In fact, one study showed that cyber insurance claims from BEC attacks were actually higher than those from ransomware incidents (23% vs 18% of incidents in 2018). Additionally, the 2018 FBI Internet Crime Report found 20,373 complaints related to BEC.
Let’s look at why these types of inexpensive, low-effort attacks are on the rise and how your business can stay protected.
What is business email compromise?
Business email compromise is a social engineering scam, typically targeting a company’s financial and procurement departments, that attempts to initiate a financial transfer to an attacker-controlled account.
Tricks to obtain account credentials and facilitate this type of transfer include:
Invoice payment requests
- Attackers may use a legitimate or falsified invoice from one of your vendors or suppliers to request a payment to an account they control.
CEO fraud
- Attackers may pose as your CEO (or another high-ranking executive) in order to request a payment to an account they control.
These types of tricks or lures are designed for credential harvesting, attempts to grab user IDs and passwords using a range of social engineering techniques. Spear phishing is often used in credential harvesting to gain access, sending emails specifically to an individual at a business or organization to trick the recipient into sharing sensitive information or taking an action through links to malicious websites or attachments.

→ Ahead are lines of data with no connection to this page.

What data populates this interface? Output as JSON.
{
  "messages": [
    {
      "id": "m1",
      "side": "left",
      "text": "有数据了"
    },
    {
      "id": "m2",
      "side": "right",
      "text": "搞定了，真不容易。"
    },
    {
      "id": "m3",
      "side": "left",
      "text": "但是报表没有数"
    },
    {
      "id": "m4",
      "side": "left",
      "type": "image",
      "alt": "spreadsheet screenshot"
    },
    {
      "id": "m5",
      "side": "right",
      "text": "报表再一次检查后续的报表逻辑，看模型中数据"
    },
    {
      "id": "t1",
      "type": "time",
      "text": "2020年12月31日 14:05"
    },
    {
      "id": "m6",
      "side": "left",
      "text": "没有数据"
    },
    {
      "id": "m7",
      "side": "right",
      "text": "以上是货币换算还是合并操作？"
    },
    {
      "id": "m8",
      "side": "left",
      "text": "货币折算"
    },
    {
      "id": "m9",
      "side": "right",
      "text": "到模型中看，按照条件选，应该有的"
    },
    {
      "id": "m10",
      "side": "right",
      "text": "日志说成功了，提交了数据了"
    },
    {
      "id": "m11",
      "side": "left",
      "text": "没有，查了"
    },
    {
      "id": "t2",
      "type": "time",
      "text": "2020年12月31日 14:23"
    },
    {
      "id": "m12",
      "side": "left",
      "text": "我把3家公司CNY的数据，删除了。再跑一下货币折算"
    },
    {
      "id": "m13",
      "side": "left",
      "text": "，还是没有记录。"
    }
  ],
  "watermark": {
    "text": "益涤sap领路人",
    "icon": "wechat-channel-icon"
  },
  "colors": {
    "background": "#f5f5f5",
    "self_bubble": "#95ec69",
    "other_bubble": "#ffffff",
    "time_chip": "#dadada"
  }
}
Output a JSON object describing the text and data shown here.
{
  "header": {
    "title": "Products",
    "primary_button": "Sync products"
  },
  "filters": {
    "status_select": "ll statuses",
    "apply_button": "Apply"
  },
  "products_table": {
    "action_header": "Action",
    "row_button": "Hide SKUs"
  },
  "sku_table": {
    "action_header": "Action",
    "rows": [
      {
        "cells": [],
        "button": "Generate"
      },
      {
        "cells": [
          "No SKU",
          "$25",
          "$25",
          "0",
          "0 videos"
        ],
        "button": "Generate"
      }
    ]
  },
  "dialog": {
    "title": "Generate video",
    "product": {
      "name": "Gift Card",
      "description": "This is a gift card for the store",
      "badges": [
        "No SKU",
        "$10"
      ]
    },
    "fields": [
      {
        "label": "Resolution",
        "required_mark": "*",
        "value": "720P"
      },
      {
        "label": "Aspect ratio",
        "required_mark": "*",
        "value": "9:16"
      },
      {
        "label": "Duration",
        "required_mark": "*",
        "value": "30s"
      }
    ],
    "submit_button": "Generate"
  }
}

Tactics to produce transfers and payments
Once an attacker has established access they will often search the account(s) for emails or data that could be repurposed to solicit a payment. The legitimate account(s) is then used to correspond with internal or external contacts in order to initiate a payment.
Here are a few tactics frequently used:
Inbox forwarding rules
- Attackers create rules that will forward all (or select emails) to an attacker-controlled account. Even if a password for the compromised account is changed, attackers can still maintain access to email content. For example, an attacker might create a rule to forward all emails with the subject “invoice” or with a specific sender address (e.g. the email address of a client of the compromised company). Attackers may also create rules to hide correspondence between the account and other victims (both internally and externally)
Typo-squatted domains
- Typo-squatting is the process of creating a domain that appears similar to the domain of a legitimate service or company (e.g. com). In spear phishing, attackers will often use these domains in conjunction with credential harvesting interfaces — fraudulent login pages used to collect credentials from unsuspecting users. With financial redirection attacks, attackers may use these domains to continue correspondence when access to a compromised account has been lost.
- Our Field Effect team analyzed one typo-squatted domain case where once a password had been changed on a victim account, the attacker registered a domain similar to the targeted company and then continued to solicit false payments from the client of the targeted company.
Lateral movement
- Lateral movement refers to the techniques used by attackers to move between corporate assets during a compromise (e.g. workstations, accounts etc). In a BEC attack, an attacker will often use access to a legitimate account to compromise other accounts in an organization or move onto other clients.
- In several cases of lateral movement, our Field Effect analysis showed that an attacker would send spear phishing emails to colleagues and clients of a compromised employee to gain access to a department or individual (e.g. an employee in payroll or a procurement officer) or an entirely new target (e.g. a partnering organization of the original compromised employee). Attackers may also distribute malware to other victims on the network (if not already used in the initial exploitation).